AN: Note that this is likely to be my shortest fic ever. Also, this is not Creek. If anything, it's Twenny followed by Crenny, but even that... eh. You'll see. I leave who he ends up with, if anyone, open.

Song is "Last to Know" by Three Days Grace. Tweek(I)/Craig(you)/Kenny(she).

Disclaimer: I don't own South Park or "Last to Know". Is that not what the concept of fanfiction implies.


She just walked away
Why didn't she tell me?
And where do I go tonight?

This isn't happening to me!
This can't be happening to me!
She didn't say a word
Just walked away

You were the first to say
That we were not okay
You were the first to lie
When we were not alright

This was my first love
She was the first to go
And when she left me for you
I was the last to know

Why didn't she tell me
Where to go tonight?
She didn't say a word
She just walked away

I'll be the first to say
That now I'm okay
And for the first time
I've opened up my eyes

This was my worst love
You'll be the first to go
And when she leaves you for dead
You'll be the last to know


Dear Craig,

You know, he didn't even say anything. Not one word. We were at the bar, and he just got up, and walked away. Why? I still don't get it. God, this can't be happening to me! Why would he do that? He didn't even tell me where I was supposed to go tonight. When he left me.

But you already knew that. Or rather, you knew that he left me, and you think you know why, even if I don't understand it myself.
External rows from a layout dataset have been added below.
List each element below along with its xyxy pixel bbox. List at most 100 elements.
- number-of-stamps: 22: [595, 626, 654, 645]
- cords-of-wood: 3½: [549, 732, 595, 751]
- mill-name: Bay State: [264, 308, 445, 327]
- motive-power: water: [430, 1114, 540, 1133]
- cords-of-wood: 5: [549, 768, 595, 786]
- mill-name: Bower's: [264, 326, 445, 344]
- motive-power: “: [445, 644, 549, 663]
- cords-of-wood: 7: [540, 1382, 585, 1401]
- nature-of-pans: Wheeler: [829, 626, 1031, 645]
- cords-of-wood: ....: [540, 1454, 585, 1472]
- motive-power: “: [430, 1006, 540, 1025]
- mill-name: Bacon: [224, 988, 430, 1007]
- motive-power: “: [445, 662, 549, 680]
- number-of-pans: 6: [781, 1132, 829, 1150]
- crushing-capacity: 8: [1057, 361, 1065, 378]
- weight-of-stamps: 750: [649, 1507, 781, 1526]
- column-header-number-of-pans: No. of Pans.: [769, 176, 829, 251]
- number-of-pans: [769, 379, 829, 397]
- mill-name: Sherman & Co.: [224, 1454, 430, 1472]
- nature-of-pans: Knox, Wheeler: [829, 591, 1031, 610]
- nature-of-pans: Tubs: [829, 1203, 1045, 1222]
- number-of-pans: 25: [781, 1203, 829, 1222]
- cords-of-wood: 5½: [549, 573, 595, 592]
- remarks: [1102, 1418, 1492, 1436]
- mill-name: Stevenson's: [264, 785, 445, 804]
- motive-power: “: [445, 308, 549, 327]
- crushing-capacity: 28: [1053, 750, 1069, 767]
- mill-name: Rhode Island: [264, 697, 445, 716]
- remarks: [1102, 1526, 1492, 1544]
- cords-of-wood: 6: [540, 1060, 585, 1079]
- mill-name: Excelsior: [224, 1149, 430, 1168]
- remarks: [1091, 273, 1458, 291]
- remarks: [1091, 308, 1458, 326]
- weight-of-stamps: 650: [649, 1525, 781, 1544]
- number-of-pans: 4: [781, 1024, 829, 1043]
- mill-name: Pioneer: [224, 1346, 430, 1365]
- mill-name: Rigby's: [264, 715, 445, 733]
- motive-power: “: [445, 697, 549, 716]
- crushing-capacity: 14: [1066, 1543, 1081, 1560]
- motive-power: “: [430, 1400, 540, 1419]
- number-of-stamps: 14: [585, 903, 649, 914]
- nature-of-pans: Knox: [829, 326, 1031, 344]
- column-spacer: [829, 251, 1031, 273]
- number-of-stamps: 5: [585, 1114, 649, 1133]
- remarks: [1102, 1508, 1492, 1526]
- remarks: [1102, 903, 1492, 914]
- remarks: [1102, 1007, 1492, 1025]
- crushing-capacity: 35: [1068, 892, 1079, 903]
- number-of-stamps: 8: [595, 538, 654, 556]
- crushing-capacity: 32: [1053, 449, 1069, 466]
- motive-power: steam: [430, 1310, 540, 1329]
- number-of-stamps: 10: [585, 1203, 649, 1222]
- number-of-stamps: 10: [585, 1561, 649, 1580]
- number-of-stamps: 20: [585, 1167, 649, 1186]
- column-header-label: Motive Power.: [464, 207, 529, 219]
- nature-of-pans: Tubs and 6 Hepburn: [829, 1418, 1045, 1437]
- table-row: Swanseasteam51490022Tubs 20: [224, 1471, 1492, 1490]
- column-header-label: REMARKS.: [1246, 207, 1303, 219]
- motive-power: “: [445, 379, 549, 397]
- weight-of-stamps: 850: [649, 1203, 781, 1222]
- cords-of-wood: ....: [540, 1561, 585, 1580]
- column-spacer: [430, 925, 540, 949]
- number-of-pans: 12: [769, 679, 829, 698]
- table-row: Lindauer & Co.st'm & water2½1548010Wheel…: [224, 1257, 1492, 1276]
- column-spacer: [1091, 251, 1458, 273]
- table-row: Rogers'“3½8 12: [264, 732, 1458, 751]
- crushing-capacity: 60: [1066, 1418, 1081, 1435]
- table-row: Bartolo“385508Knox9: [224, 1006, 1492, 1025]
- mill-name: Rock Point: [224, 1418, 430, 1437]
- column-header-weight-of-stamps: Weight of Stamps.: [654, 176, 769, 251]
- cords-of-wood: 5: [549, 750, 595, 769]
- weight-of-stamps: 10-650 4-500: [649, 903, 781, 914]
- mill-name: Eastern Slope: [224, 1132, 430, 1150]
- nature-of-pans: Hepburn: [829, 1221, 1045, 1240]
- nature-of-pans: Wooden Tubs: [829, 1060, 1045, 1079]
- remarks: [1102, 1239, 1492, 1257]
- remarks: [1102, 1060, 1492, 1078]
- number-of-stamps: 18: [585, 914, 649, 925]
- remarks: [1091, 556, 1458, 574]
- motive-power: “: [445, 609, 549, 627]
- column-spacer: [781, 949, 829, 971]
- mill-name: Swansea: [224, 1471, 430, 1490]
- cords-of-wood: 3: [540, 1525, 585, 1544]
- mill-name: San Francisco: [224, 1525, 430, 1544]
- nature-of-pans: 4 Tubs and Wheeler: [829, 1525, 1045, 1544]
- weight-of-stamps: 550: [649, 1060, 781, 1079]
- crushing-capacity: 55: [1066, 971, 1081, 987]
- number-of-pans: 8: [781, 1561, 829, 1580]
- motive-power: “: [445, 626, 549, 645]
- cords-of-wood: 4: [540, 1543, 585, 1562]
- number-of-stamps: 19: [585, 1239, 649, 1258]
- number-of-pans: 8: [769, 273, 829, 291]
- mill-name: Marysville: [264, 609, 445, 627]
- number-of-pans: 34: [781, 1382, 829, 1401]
I remember when we first got together; you told me it would never last. That Kenny and I... that our relationship was not as okay as it seemed. I didn't believe you then. Why would I? I was in love for the first time! I was on top of the world, and couldn't see anything else.

Then the cracks began to show. And again you were right there. The first to reassure me. The first to tell me we would be alright, we'd get through it. The first to lie. GodDAMNIT why didn't I see it then? But again, I was in love, so I believed you. Because I wanted to, but also because I thought I could. I thought I could trust you, Craig; I thought you were my best friend.

I guess that's why, when he left me for you, I was the last to know. You have no idea the pain that caused me tonight. I was lost.

But you - huew uutat - know what? Arg! I can't even write straight, I'm so upset! No. That's not right. I'm not upset. Not anymore. I'm still shaking, but my mind is calm now. So you know what? That's all okay because - and I will be the first to assure you - I'm okay now. He broke my heart, and it hurt, sure. But now I can see Kenny for what he truly is. And I'm stronger for it.

So I'm writing to tell you that you've lost a friend tonight. You'll be the first true friend I've had to lose. The first to go. But I've found out who really cares about me tonight. I'll be staying with them. Don't try to find me. Don't call me. I never want to hear from you again, Craig. Especially when Kenny does the same to you. I know he will. It's how he is. And I know you won't believe me. It's how you are. But he will. And you'll have pushed this out of your mind, claiming I must be crazy or some shit.

So when he leaves you for dead, you'll be the last to know.